Entre os colaboradores do documento estão o Banque de France; o Fundo Monetário Internacional (FMI); a Kinexys, da J.P. Morgan — divisão de blockchain e ativos digitais do banco; a Autoridade Monetária de Cingapura (MAS); e o Standard Chartered.

Contribuições adicionais vieram da Bermuda, um protocolo de privacidade para ativos digitais regulamentados, bem como do BIS Innovation Hub, o braço de inovação do Banco de Compensações Internacionais (BIS); da Chainlink Labs, uma provedora de infraestrutura de blockchain; da GLEIF, a Fundação Global de Identificadores de Entidades Jurídicas; e de outros participantes do setor.

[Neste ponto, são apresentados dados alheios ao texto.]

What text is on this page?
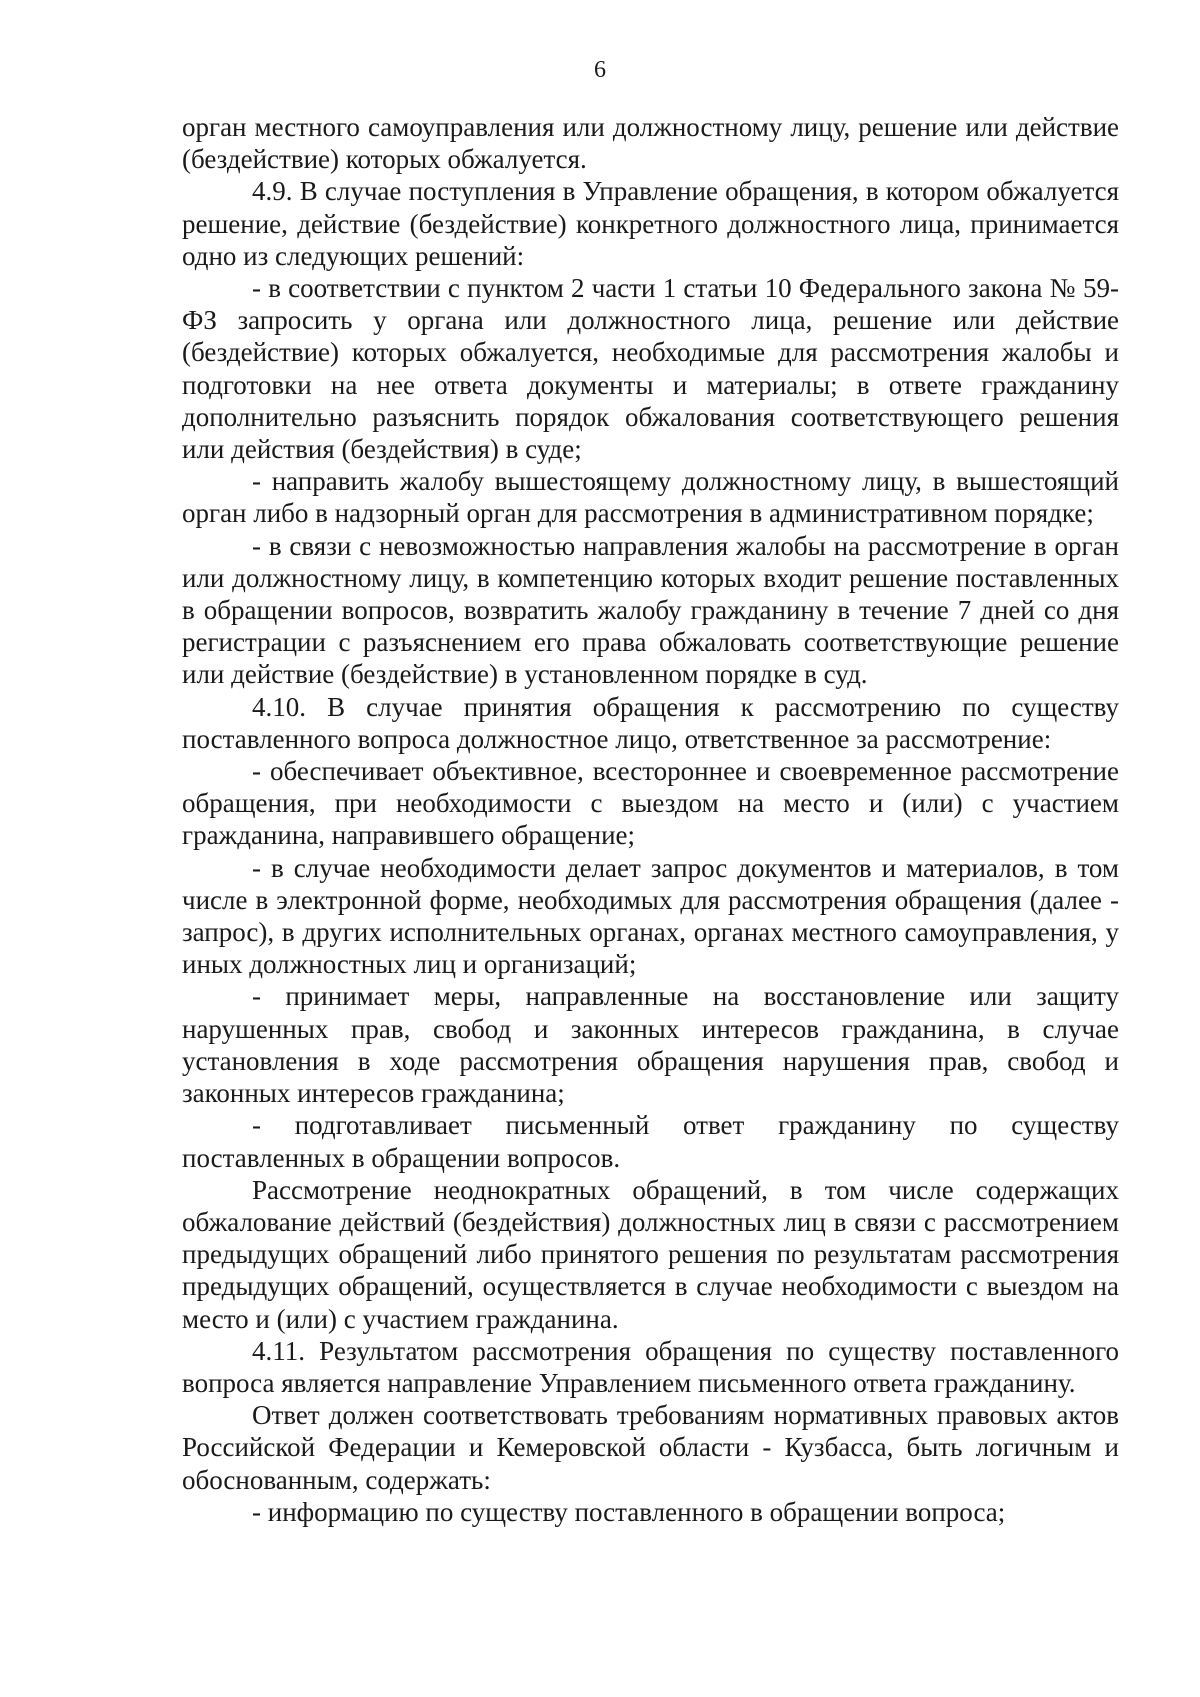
6

орган местного самоуправления или должностному лицу, решение или действие (бездействие) которых обжалуется.

4.9. В случае поступления в Управление обращения, в котором обжалуется решение, действие (бездействие) конкретного должностного лица, принимается одно из следующих решений:

- в соответствии с пунктом 2 части 1 статьи 10 Федерального закона № 59-ФЗ запросить у органа или должностного лица, решение или действие (бездействие) которых обжалуется, необходимые для рассмотрения жалобы и подготовки на нее ответа документы и материалы; в ответе гражданину дополнительно разъяснить порядок обжалования соответствующего решения или действия (бездействия) в суде;

- направить жалобу вышестоящему должностному лицу, в вышестоящий орган либо в надзорный орган для рассмотрения в административном порядке;

- в связи с невозможностью направления жалобы на рассмотрение в орган или должностному лицу, в компетенцию которых входит решение поставленных в обращении вопросов, возвратить жалобу гражданину в течение 7 дней со дня регистрации с разъяснением его права обжаловать соответствующие решение или действие (бездействие) в установленном порядке в суд.

4.10. В случае принятия обращения к рассмотрению по существу поставленного вопроса должностное лицо, ответственное за рассмотрение:

- обеспечивает объективное, всестороннее и своевременное рассмотрение обращения, при необходимости с выездом на место и (или) с участием гражданина, направившего обращение;

- в случае необходимости делает запрос документов и материалов, в том числе в электронной форме, необходимых для рассмотрения обращения (далее - запрос), в других исполнительных органах, органах местного самоуправления, у иных должностных лиц и организаций;

- принимает меры, направленные на восстановление или защиту нарушенных прав, свобод и законных интересов гражданина, в случае установления в ходе рассмотрения обращения нарушения прав, свобод и законных интересов гражданина;

- подготавливает письменный ответ гражданину по существу поставленных в обращении вопросов.

Рассмотрение неоднократных обращений, в том числе содержащих обжалование действий (бездействия) должностных лиц в связи с рассмотрением предыдущих обращений либо принятого решения по результатам рассмотрения предыдущих обращений, осуществляется в случае необходимости с выездом на место и (или) с участием гражданина.

4.11. Результатом рассмотрения обращения по существу поставленного вопроса является направление Управлением письменного ответа гражданину.

Ответ должен соответствовать требованиям нормативных правовых актов Российской Федерации и Кемеровской области - Кузбасса, быть логичным и обоснованным, содержать:

- информацию по существу поставленного в обращении вопроса;
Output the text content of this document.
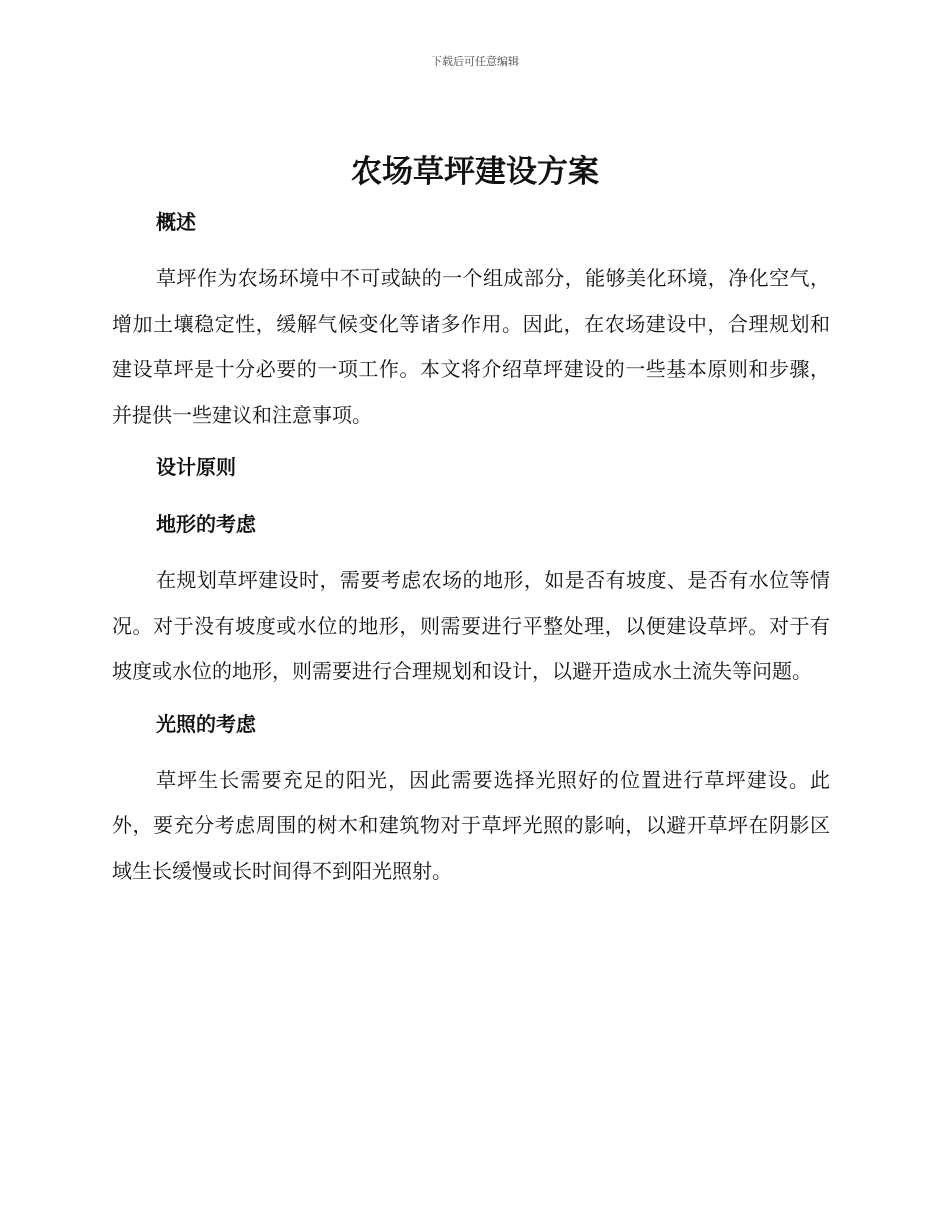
下载后可任意编辑
农场草坪建设方案
概述

草坪作为农场环境中不可或缺的一个组成部分，能够美化环境，净化空气，增加土壤稳定性，缓解气候变化等诸多作用。因此，在农场建设中，合理规划和建设草坪是十分必要的一项工作。本文将介绍草坪建设的一些基本原则和步骤，并提供一些建议和注意事项。

设计原则
地形的考虑

在规划草坪建设时，需要考虑农场的地形，如是否有坡度、是否有水位等情况。对于没有坡度或水位的地形，则需要进行平整处理，以便建设草坪。对于有坡度或水位的地形，则需要进行合理规划和设计，以避开造成水土流失等问题。

光照的考虑

草坪生长需要充足的阳光，因此需要选择光照好的位置进行草坪建设。此外，要充分考虑周围的树木和建筑物对于草坪光照的影响，以避开草坪在阴影区域生长缓慢或长时间得不到阳光照射。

“Para instituições reguladas, a transparência total da cadeia pública costuma ser incompatível com a confidencialidade comercial e a privacidade do cliente”, afirma o comunicado da Bermuda. A empresa disse que sua contribuição para o documento GL1 se concentra em ferramentas de conformidade que preservam a privacidade, permitindo que políticas no nível de ativos e transações sejam aplicadas em atividades privadas com ativos digitais. A Bermuda observou:

“Cada transação pode expor contrapartes, valores e tipos de ativos. Mas a alternativa, a opacidade total, pode deixar emissores e reguladores com ferramentas de fiscalização ineficazes.”

“Quando for necessária uma ação, a única medida disponível pode ser congelar um conjunto inteiro de ativos, afetando fundos em conformidade e usuários legítimos, além das atividades ilícitas”, acrescenta o comunicado.

Os participantes do mercado devem equilibrar a supervisão regulatória com a confidencialidade comercial, especialmente quando os dados das transações podem ficar visíveis em redes de blockchain. O artigo GL1 descreve uma arquitetura destinada a apoiar controles de conformidade, preservando ao mesmo tempo a privacidade nas atividades reguladas com ativos digitais.

Esforços institucionais de tokenização destacam o foco crescente na conformidade programável

O documento GL1 inclui o Bermuda como uma solução de privacidade para a aplicação de políticas no nível de ativos e transações em transações privadas de ativos digitais. De acordo com o documento, os emissores podem aplicar regras de conformidade antes que ocorram transferências, trocas ou liquidações, mantendo a confidencialidade por meio de tecnologias de preservação da privacidade.

A estrutura explora como ferramentas como as provas de conhecimento zero podem atender aos requisitos regulatórios sem expor dados confidenciais de transações. Os colaboradores argumentam que essa abordagem pode ajudar instituições reguladas a equilibrar a confidencialidade comercial com a aplicabilidade nas regras nos mercados de ativos tokenizados.

Jan Philipp Fritsche, cofundador da Bermuda e ex-funcionário do Banco Central Europeu, afirmou:

“A fiscalização exige precisão. Incidentes recentes mostraram o que acontece quando falta precisão: os emissores podem ser forçados a adotar medidas drásticas que correm o risco de congelar um protocolo inteiro e os usuários em conformidade que nele participam.”

Em entrevista ao Bitcoin.com News, Fritsche afirmou que o setor de ativos digitais precisa de ferramentas de conformidade capazes de distinguir atividades de alto risco de transações legítimas. Ele argumentou que tecnologias de preservação da privacidade e a fiscalização da conformidade podem atuar em conjunto, permitindo que os emissores apliquem restrições direcionadas sem afetar os participantes em conformidade. A Bermuda afirmou que seu protocolo utiliza provas de conhecimento zero do lado do cliente e opera em redes compatíveis com EVM sem exigir a reescrita de contratos.

Este artigo foi traduzido do inglês usando IA. A versão original em inglês é a fonte autorizada; traduções automáticas podem conter imprecisões, especialmente em terminologia jurídica e regulatória.